Checking for mangled lines which field got overwritten showed that the probability of a field to get overwritten directly corresponded to the field length. ~41% of the collisions happened for minutes 0, and 59. ~54% of the collisions happened for minutes 29, and 30. So ~95% of the collisions happened at the times puppet is run.

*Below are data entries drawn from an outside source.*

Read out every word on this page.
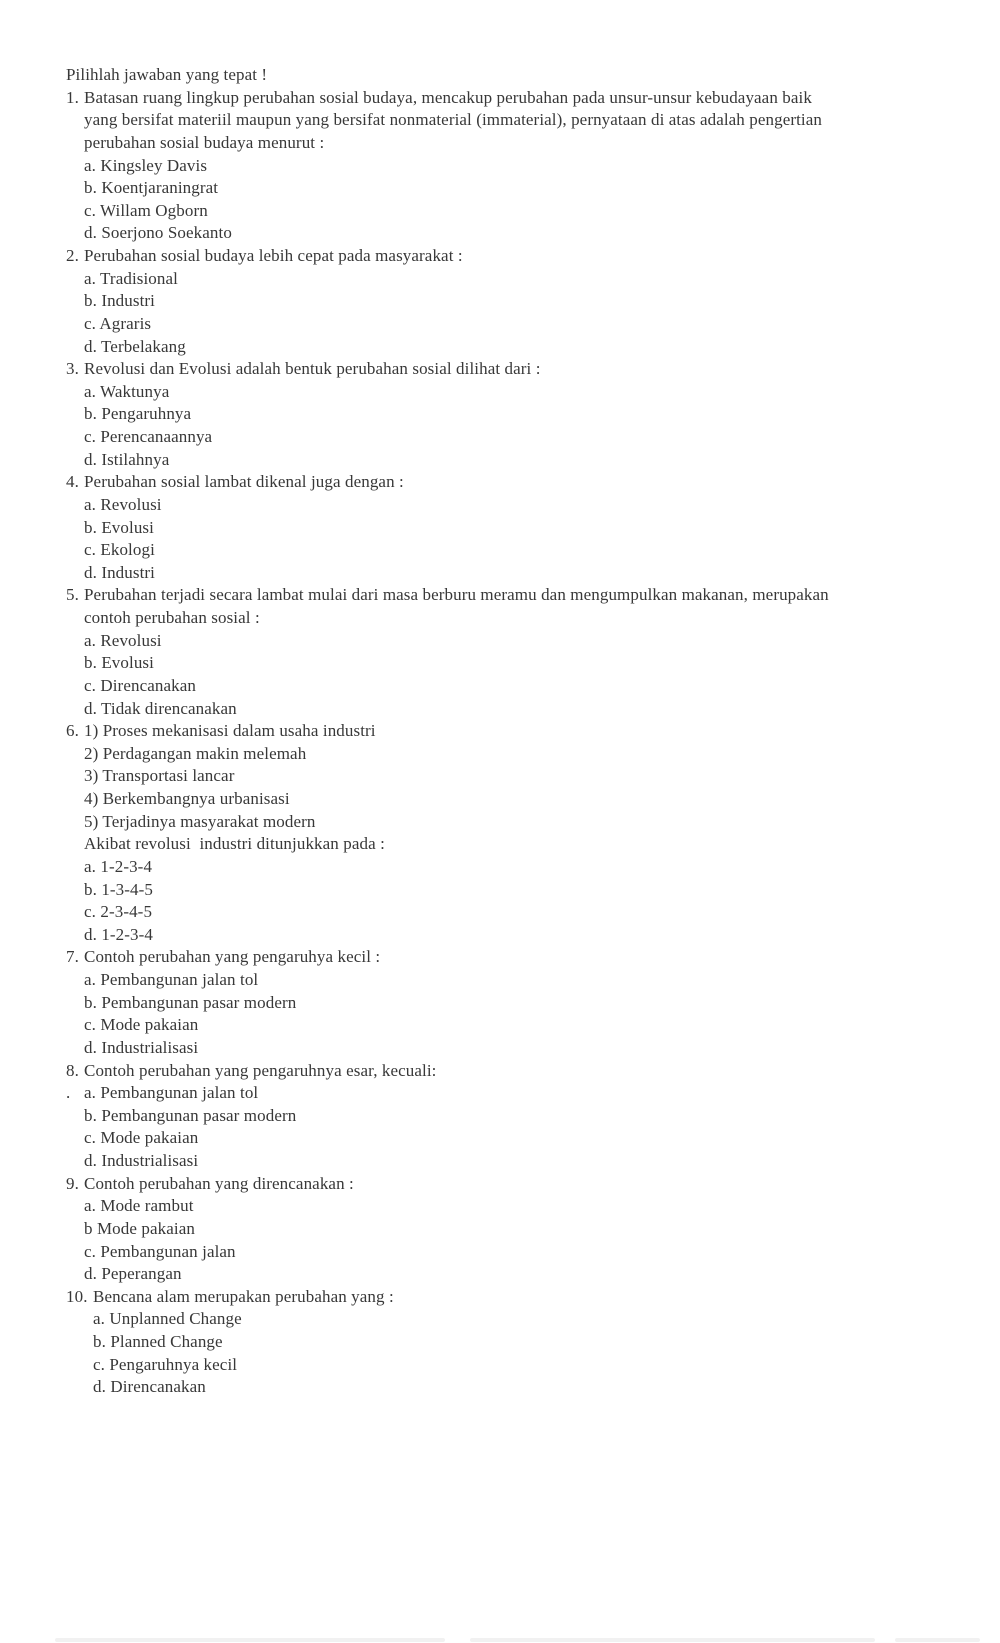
Pilihlah jawaban yang tepat !
1. Batasan ruang lingkup perubahan sosial budaya, mencakup perubahan pada unsur-unsur kebudayaan baik
yang bersifat materiil maupun yang bersifat nonmaterial (immaterial), pernyataan di atas adalah pengertian
perubahan sosial budaya menurut :
a. Kingsley Davis
b. Koentjaraningrat
c. Willam Ogborn
d. Soerjono Soekanto
2. Perubahan sosial budaya lebih cepat pada masyarakat :
a. Tradisional
b. Industri
c. Agraris
d. Terbelakang
3. Revolusi dan Evolusi adalah bentuk perubahan sosial dilihat dari :
a. Waktunya
b. Pengaruhnya
c. Perencanaannya
d. Istilahnya
4. Perubahan sosial lambat dikenal juga dengan :
a. Revolusi
b. Evolusi
c. Ekologi
d. Industri
5. Perubahan terjadi secara lambat mulai dari masa berburu meramu dan mengumpulkan makanan, merupakan
contoh perubahan sosial :
a. Revolusi
b. Evolusi
c. Direncanakan
d. Tidak direncanakan
6. 1) Proses mekanisasi dalam usaha industri
2) Perdagangan makin melemah
3) Transportasi lancar
4) Berkembangnya urbanisasi
5) Terjadinya masyarakat modern
Akibat revolusi  industri ditunjukkan pada :
a. 1-2-3-4
b. 1-3-4-5
c. 2-3-4-5
d. 1-2-3-4
7. Contoh perubahan yang pengaruhya kecil :
a. Pembangunan jalan tol
b. Pembangunan pasar modern
c. Mode pakaian
d. Industrialisasi
8. Contoh perubahan yang pengaruhnya esar, kecuali:
. a. Pembangunan jalan tol
b. Pembangunan pasar modern
c. Mode pakaian
d. Industrialisasi
9. Contoh perubahan yang direncanakan :
a. Mode rambut
b Mode pakaian
c. Pembangunan jalan
d. Peperangan
10. Bencana alam merupakan perubahan yang :
a. Unplanned Change
b. Planned Change
c. Pengaruhnya kecil
d. Direncanakan
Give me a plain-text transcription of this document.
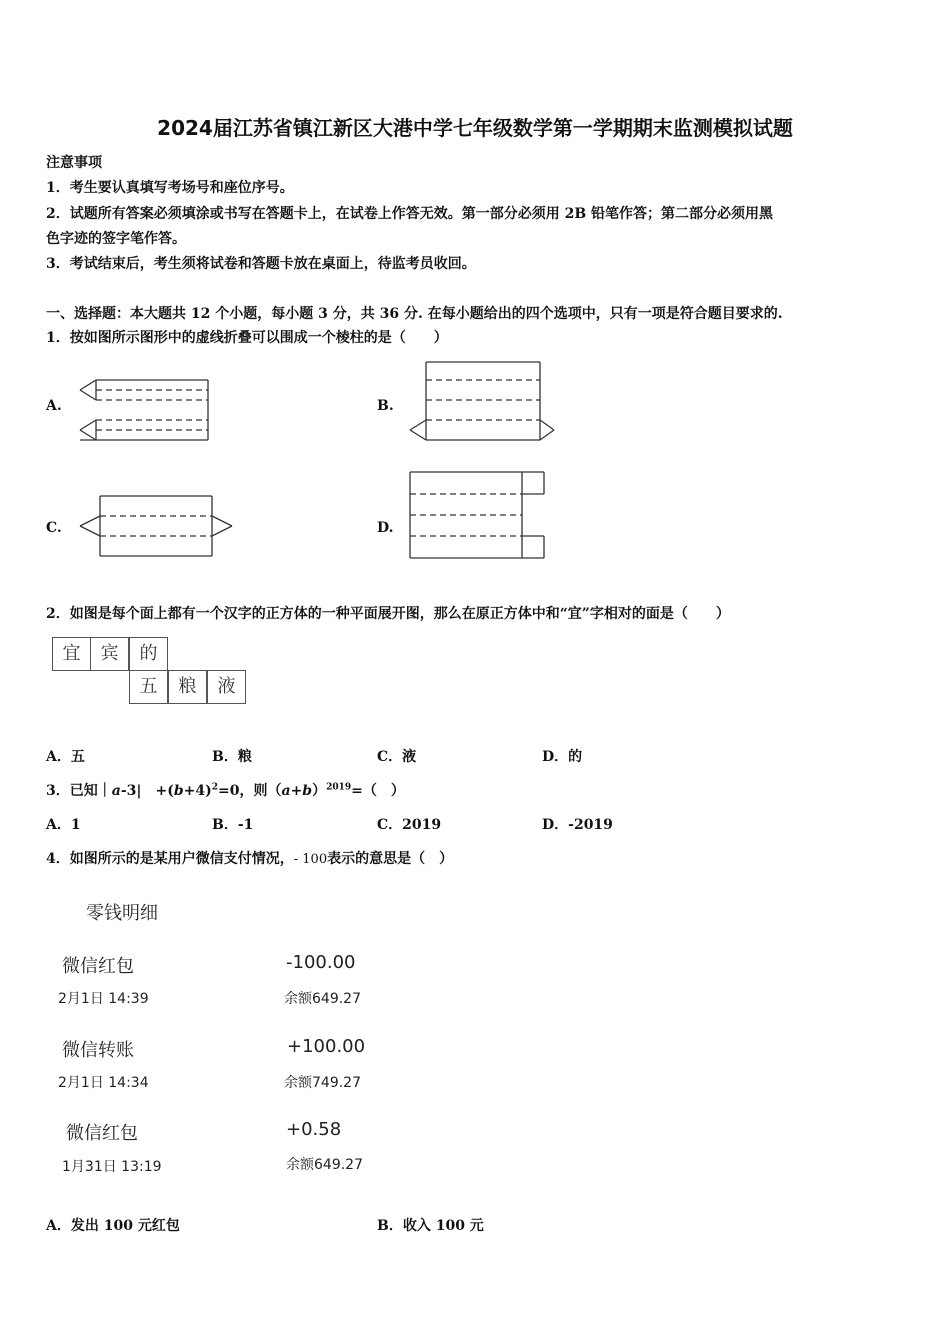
2024届江苏省镇江新区大港中学七年级数学第一学期期末监测模拟试题
注意事项
1．考生要认真填写考场号和座位序号。
2．试题所有答案必须填涂或书写在答题卡上，在试卷上作答无效。第一部分必须用 2B 铅笔作答；第二部分必须用黑
色字迹的签字笔作答。
3．考试结束后，考生须将试卷和答题卡放在桌面上，待监考员收回。
一、选择题：本大题共 12 个小题，每小题 3 分，共 36 分. 在每小题给出的四个选项中，只有一项是符合题目要求的.
1．按如图所示图形中的虚线折叠可以围成一个棱柱的是（　　）
A.	B.
C.	D.
2．如图是每个面上都有一个汉字的正方体的一种平面展开图，那么在原正方体中和“宜”字相对的面是（　　）
宜	宾	的
五	粮	液
A．五	B．粮	C．液	D．的
3．已知｜a-3|　$+(b+4)^2=0$，则$(a+b)^{2019}=$（　）
A．1	B．-1	C．2019	D．-2019
4．如图所示的是某用户微信支付情况，- 100表示的意思是（　）
零钱明细
微信红包	-100.00
2月1日 14:39	余额649.27
微信转账	+100.00
2月1日 14:34	余额749.27
微信红包	+0.58
1月31日 13:19	余额649.27
A．发出 100 元红包	B．收入 100 元
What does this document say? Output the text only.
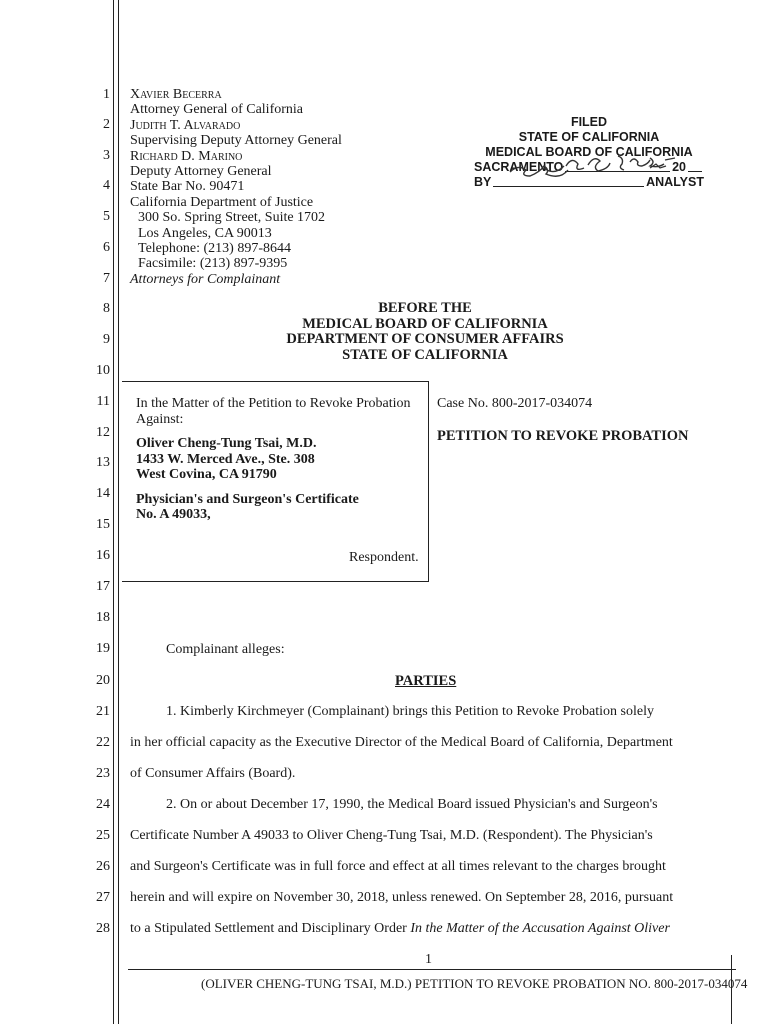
1
2
3
4
5
6
7
8
9
10
11
12
13
14
15
16
17
18
19
20
21
22
23
24
25
26
27
28
Xavier Becerra
Attorney General of California
Judith T. Alvarado
Supervising Deputy Attorney General
Richard D. Marino
Deputy Attorney General
State Bar No. 90471
California Department of Justice
300 So. Spring Street, Suite 1702
Los Angeles, CA 90013
Telephone: (213) 897-8644
Facsimile: (213) 897-9395
Attorneys for Complainant
FILED
STATE OF CALIFORNIA
MEDICAL BOARD OF CALIFORNIA
SACRAMENTO	20
BY	ANALYST
BEFORE THE
MEDICAL BOARD OF CALIFORNIA
DEPARTMENT OF CONSUMER AFFAIRS
STATE OF CALIFORNIA
In the Matter of the Petition to Revoke Probation Against:
Oliver Cheng-Tung Tsai, M.D.
1433 W. Merced Ave., Ste. 308
West Covina, CA 91790
Physician's and Surgeon's Certificate
No. A 49033,
Respondent.
Case No. 800-2017-034074
PETITION TO REVOKE PROBATION
Complainant alleges:
PARTIES
1. Kimberly Kirchmeyer (Complainant) brings this Petition to Revoke Probation solely
in her official capacity as the Executive Director of the Medical Board of California, Department
of Consumer Affairs (Board).
2. On or about December 17, 1990, the Medical Board issued Physician's and Surgeon's
Certificate Number A 49033 to Oliver Cheng-Tung Tsai, M.D. (Respondent). The Physician's
and Surgeon's Certificate was in full force and effect at all times relevant to the charges brought
herein and will expire on November 30, 2018, unless renewed. On September 28, 2016, pursuant
to a Stipulated Settlement and Disciplinary Order In the Matter of the Accusation Against Oliver
1
(OLIVER CHENG-TUNG TSAI, M.D.) PETITION TO REVOKE PROBATION NO. 800-2017-034074
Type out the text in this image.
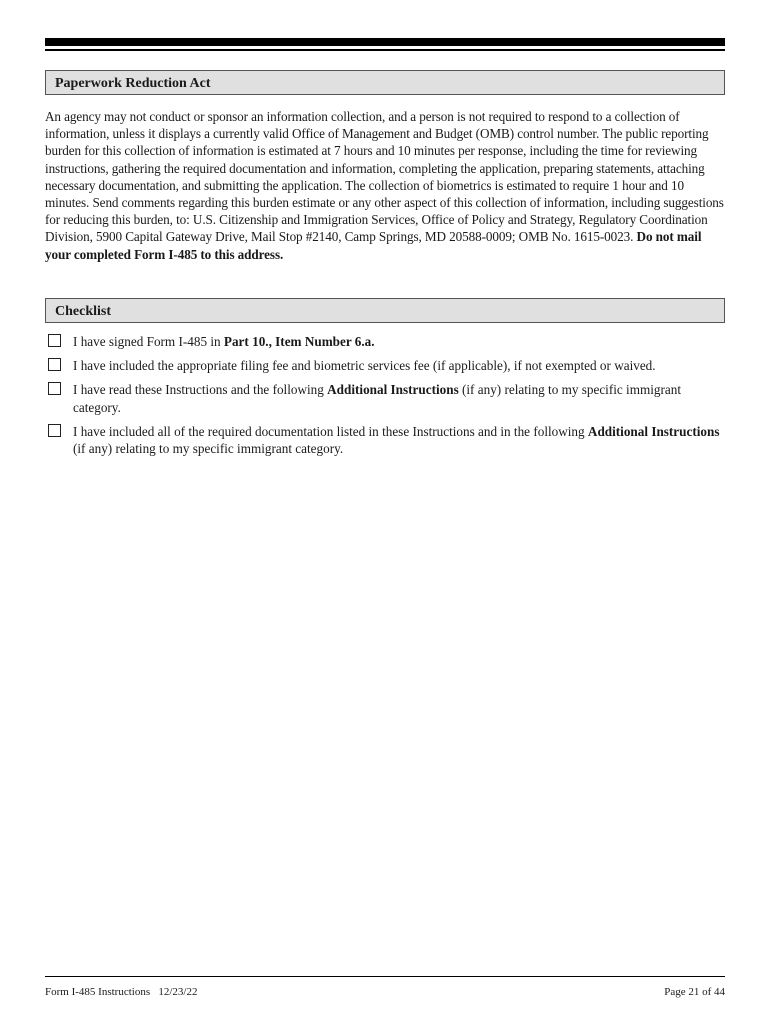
Paperwork Reduction Act
An agency may not conduct or sponsor an information collection, and a person is not required to respond to a collection of information, unless it displays a currently valid Office of Management and Budget (OMB) control number. The public reporting burden for this collection of information is estimated at 7 hours and 10 minutes per response, including the time for reviewing instructions, gathering the required documentation and information, completing the application, preparing statements, attaching necessary documentation, and submitting the application. The collection of biometrics is estimated to require 1 hour and 10 minutes. Send comments regarding this burden estimate or any other aspect of this collection of information, including suggestions for reducing this burden, to: U.S. Citizenship and Immigration Services, Office of Policy and Strategy, Regulatory Coordination Division, 5900 Capital Gateway Drive, Mail Stop #2140, Camp Springs, MD 20588-0009; OMB No. 1615-0023. Do not mail your completed Form I-485 to this address.
Checklist
I have signed Form I-485 in Part 10., Item Number 6.a.
I have included the appropriate filing fee and biometric services fee (if applicable), if not exempted or waived.
I have read these Instructions and the following Additional Instructions (if any) relating to my specific immigrant category.
I have included all of the required documentation listed in these Instructions and in the following Additional Instructions (if any) relating to my specific immigrant category.
Form I-485 Instructions   12/23/22	Page 21 of 44
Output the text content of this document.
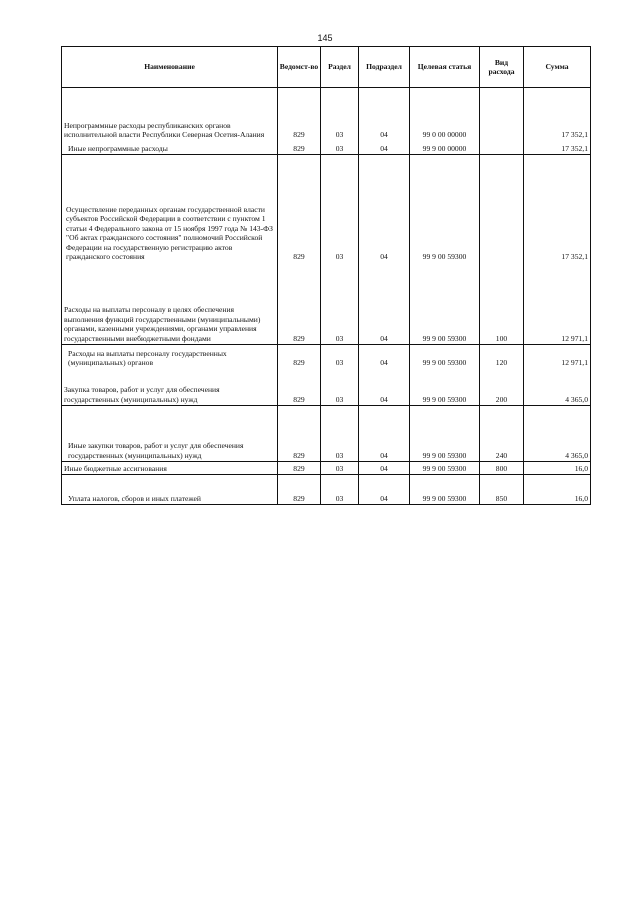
145
Наименование	Ведомст-во	Раздел	Подраздел	Целевая статья	Вид расхода	Сумма
Непрограммные расходы республиканских органов исполнительной власти Республики Северная Осетия-Алания	829	03	04	99 0 00 00000		17 352,1
Иные непрограммные расходы	829	03	04	99 9 00 00000		17 352,1
Осуществление переданных органам государственной власти субъектов Российской Федерации в соответствии с пунктом 1 статьи 4 Федерального закона от 15 ноября 1997 года № 143-ФЗ "Об актах гражданского состояния" полномочий Российской Федерации на государственную регистрацию актов гражданского состояния	829	03	04	99 9 00 59300		17 352,1
Расходы на выплаты персоналу в целях обеспечения выполнения функций государственными (муниципальными) органами, казенными учреждениями, органами управления государственными внебюджетными фондами	829	03	04	99 9 00 59300	100	12 971,1
Расходы на выплаты персоналу государственных (муниципальных) органов	829	03	04	99 9 00 59300	120	12 971,1
Закупка товаров, работ и услуг для обеспечения государственных (муниципальных) нужд	829	03	04	99 9 00 59300	200	4 365,0
Иные закупки товаров, работ и услуг для обеспечения государственных (муниципальных) нужд	829	03	04	99 9 00 59300	240	4 365,0
Иные бюджетные ассигнования	829	03	04	99 9 00 59300	800	16,0
Уплата налогов, сборов и иных платежей	829	03	04	99 9 00 59300	850	16,0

It seems puppet injected a new udp2log filter configuration file and restarted udp2log on oxygen (mobile and zero logs get written there) upon some puppet runs. The culprit seems to be serializing the hash of mobile hosts into the filter configuration without sorting them. So upon each puppet run, the serialized string of mobile hosts stands a chance of producing the hosts in a different order. Since, commit 55ee2641ad2d74adf8b9d8353f63b87f6e007348 of the puppet repo, the list gets sorted before serialization. Hence, the serialized string should not change between puppet runs, if the mobile hosts do not change. After merging the above change, we do not see mangled log lines any longer. Last mangled log lines are for 2013-12-16 17:30. All other udp2log generated log files generated on oxygen have been affected as well (e.g.: edit logs). But the problem is now fixed for them as well.